Tetrahydrolinalool was dissolved in dimethylsulfoxide (DMSO). Toxic effects were observed in a preliminary toxicity experiment starting at 1666 ug/plate. Upon addition to the aqueous medium increasingly milky suspensions were observed starting at 500 ug/plate. In the preincubation assay in addition an oily precipitation was observed. Based on the observed toxicity the concentration range 10 to 1000 ug/plate was chosen for the main experiments. No precipitation of the compound was apparent using the standard assay, whereas increasingly a milky suspensions was obtained starting at 333 ug/plate by using the preincubation modification. Strain dependent toxic effects were noticed in the evaluated concentration range.

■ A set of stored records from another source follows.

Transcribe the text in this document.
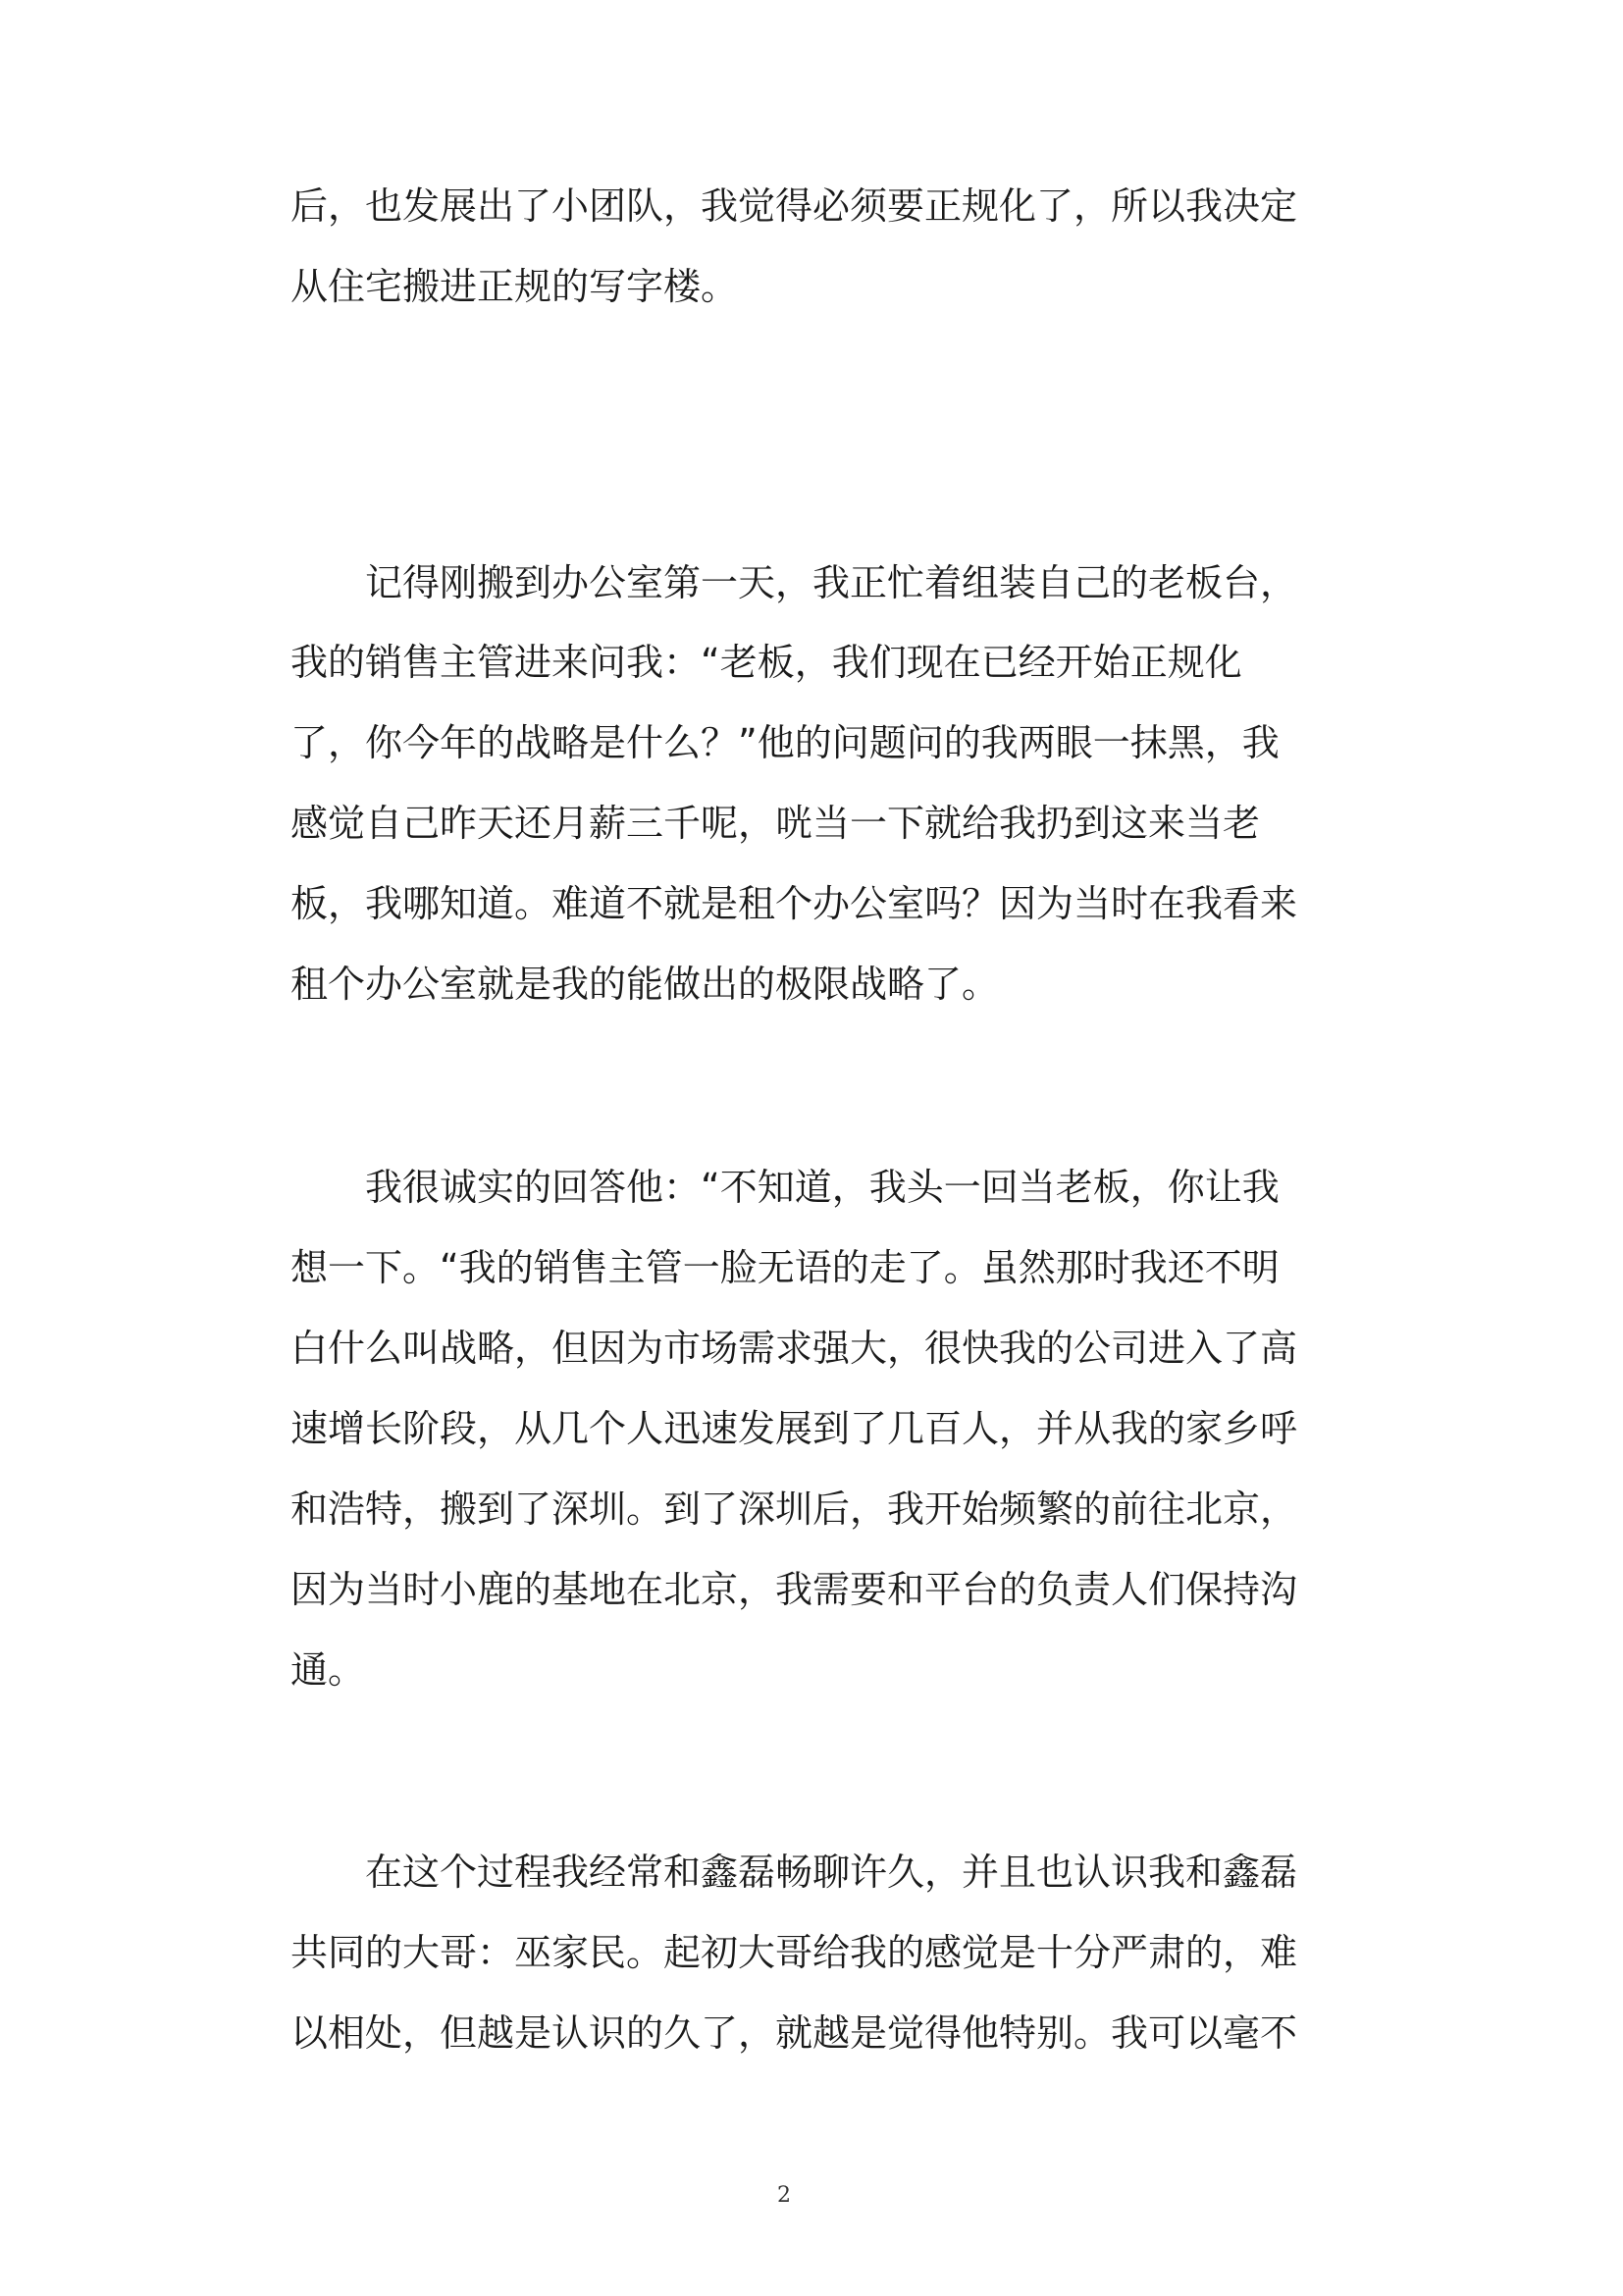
后，也发展出了小团队，我觉得必须要正规化了，所以我决定
从住宅搬进正规的写字楼。
记得刚搬到办公室第一天，我正忙着组装自己的老板台，
我的销售主管进来问我：“老板，我们现在已经开始正规化
了，你今年的战略是什么？”他的问题问的我两眼一抹黑，我
感觉自己昨天还月薪三千呢，咣当一下就给我扔到这来当老
板，我哪知道。难道不就是租个办公室吗？因为当时在我看来
租个办公室就是我的能做出的极限战略了。
我很诚实的回答他：“不知道，我头一回当老板，你让我
想一下。“我的销售主管一脸无语的走了。虽然那时我还不明
白什么叫战略，但因为市场需求强大，很快我的公司进入了高
速增长阶段，从几个人迅速发展到了几百人，并从我的家乡呼
和浩特，搬到了深圳。到了深圳后，我开始频繁的前往北京，
因为当时小鹿的基地在北京，我需要和平台的负责人们保持沟
通。
在这个过程我经常和鑫磊畅聊许久，并且也认识我和鑫磊
共同的大哥：巫家民。起初大哥给我的感觉是十分严肃的，难
以相处，但越是认识的久了，就越是觉得他特别。我可以毫不
2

Toxicity evident by reduced background growth and / or absence of revertant colonies was more pronounced with the preincubation modification, known to be more sensitive for several classes of compounds.

No significant increase in the number of revertant colonies was apparent in all five test strains (TA1535, TA97, TA98, TA100, and TA102) using both methods, after treatment with Tetrahydrolinalool.

Based on the data presented here it is concluded that neither Tetrahydrolinalool per se, nor any of the formed metabolites is mutagenic in the Ames test under the described experimental conditions.